Friday, September 24, 2021  – 08:00 a.m.

A Superior Judge has set aside Measure K, a voter-approved ballot measure to limit the terms of office and cut the compensation for members of the San Bernardino County Board of Supervisors.

Last week, Superior Court Judge Donald Alvarez declared a one term limit provision contained in voter-approved Measure K, passed by voters in November 2020, as unconstitutional in violation of the First and Fourteenth Amendments to the Constitution. Alvarez further ruled that combining the term limit provision with an annual compensation limit of $60,000 violated California’s single-subject rule for ballot measures.

Normally ballot measures must cover a single-subject to avoid precisely what has occurred with Measure K.
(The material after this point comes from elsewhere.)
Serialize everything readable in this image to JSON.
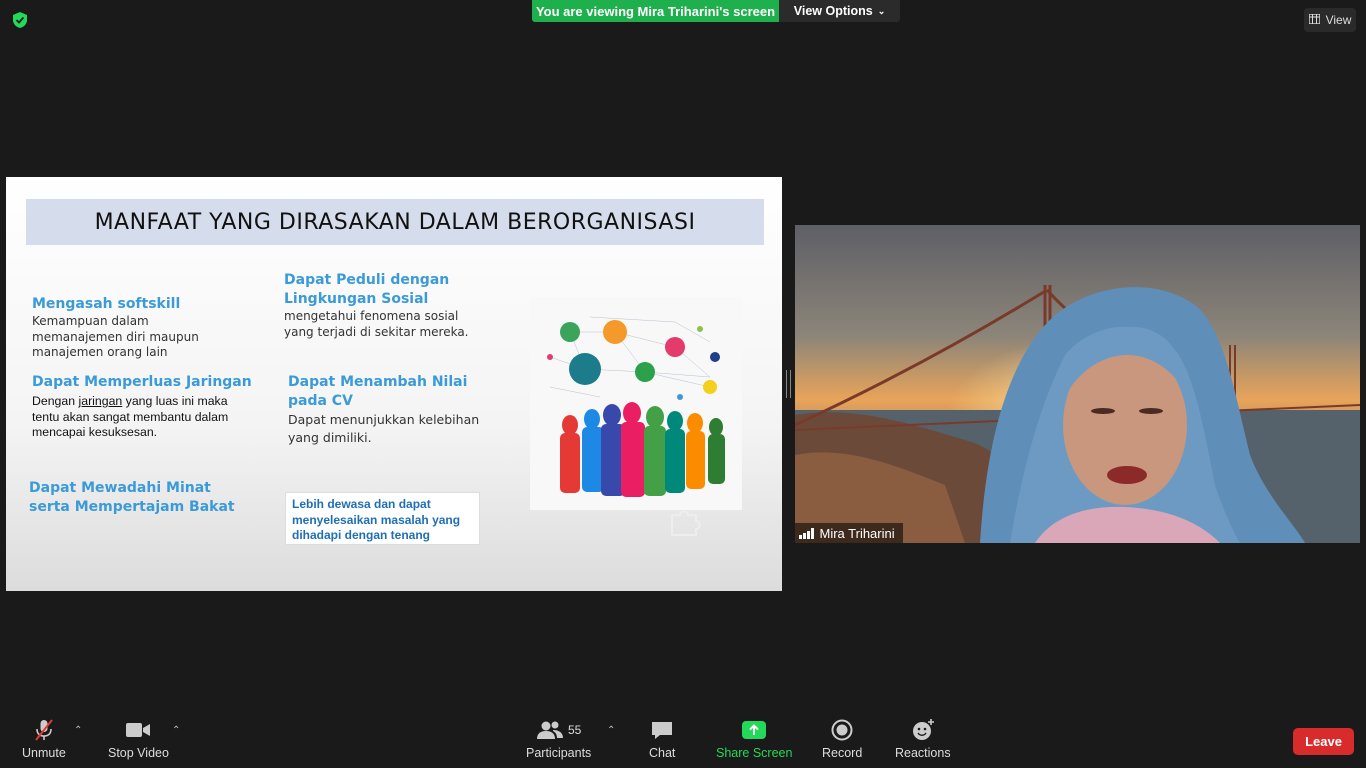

It’s impossible to determine what aspect of Measure K, as written, persuaded a person to vote in favor. Was it term limits? Was it the compensation cap? or Was it both? Would the lack of term limits change the vote result?

In this case the court determined the two issues were inextricably intertwined therefore the unconstitutional term limits language tanked the compensation cap.

The decision essentially ends the measure unless an appellate court determines otherwise. As of the writing of this article a notice of appeal has already been filed in Division Two of the Fourth District Court of Appeal in Riverside.

Assembly Bill 428, currently sitting on Governor Gavin Newsom’s desk, would prohibit a single term limit of office, such as what’s proposed in Measure K. But it would not prohibit voter-approved pay limits in a charter county, like San Bernardino.

Measure K is the brainchild of Wrightwood Millionaire Eric Steinmann, who makes his fortune leasing property for cellular phone towers in multiple states.

Steinmann has had an ongoing beef with county supervisors for years, and had been threatening for some time to bring a ballot measure forward to punish supervisors. Campaign finance records show Steinmann, for the most part, single-handedly funded the campaign to pass the measure using a front entity named The Red Brennan Group.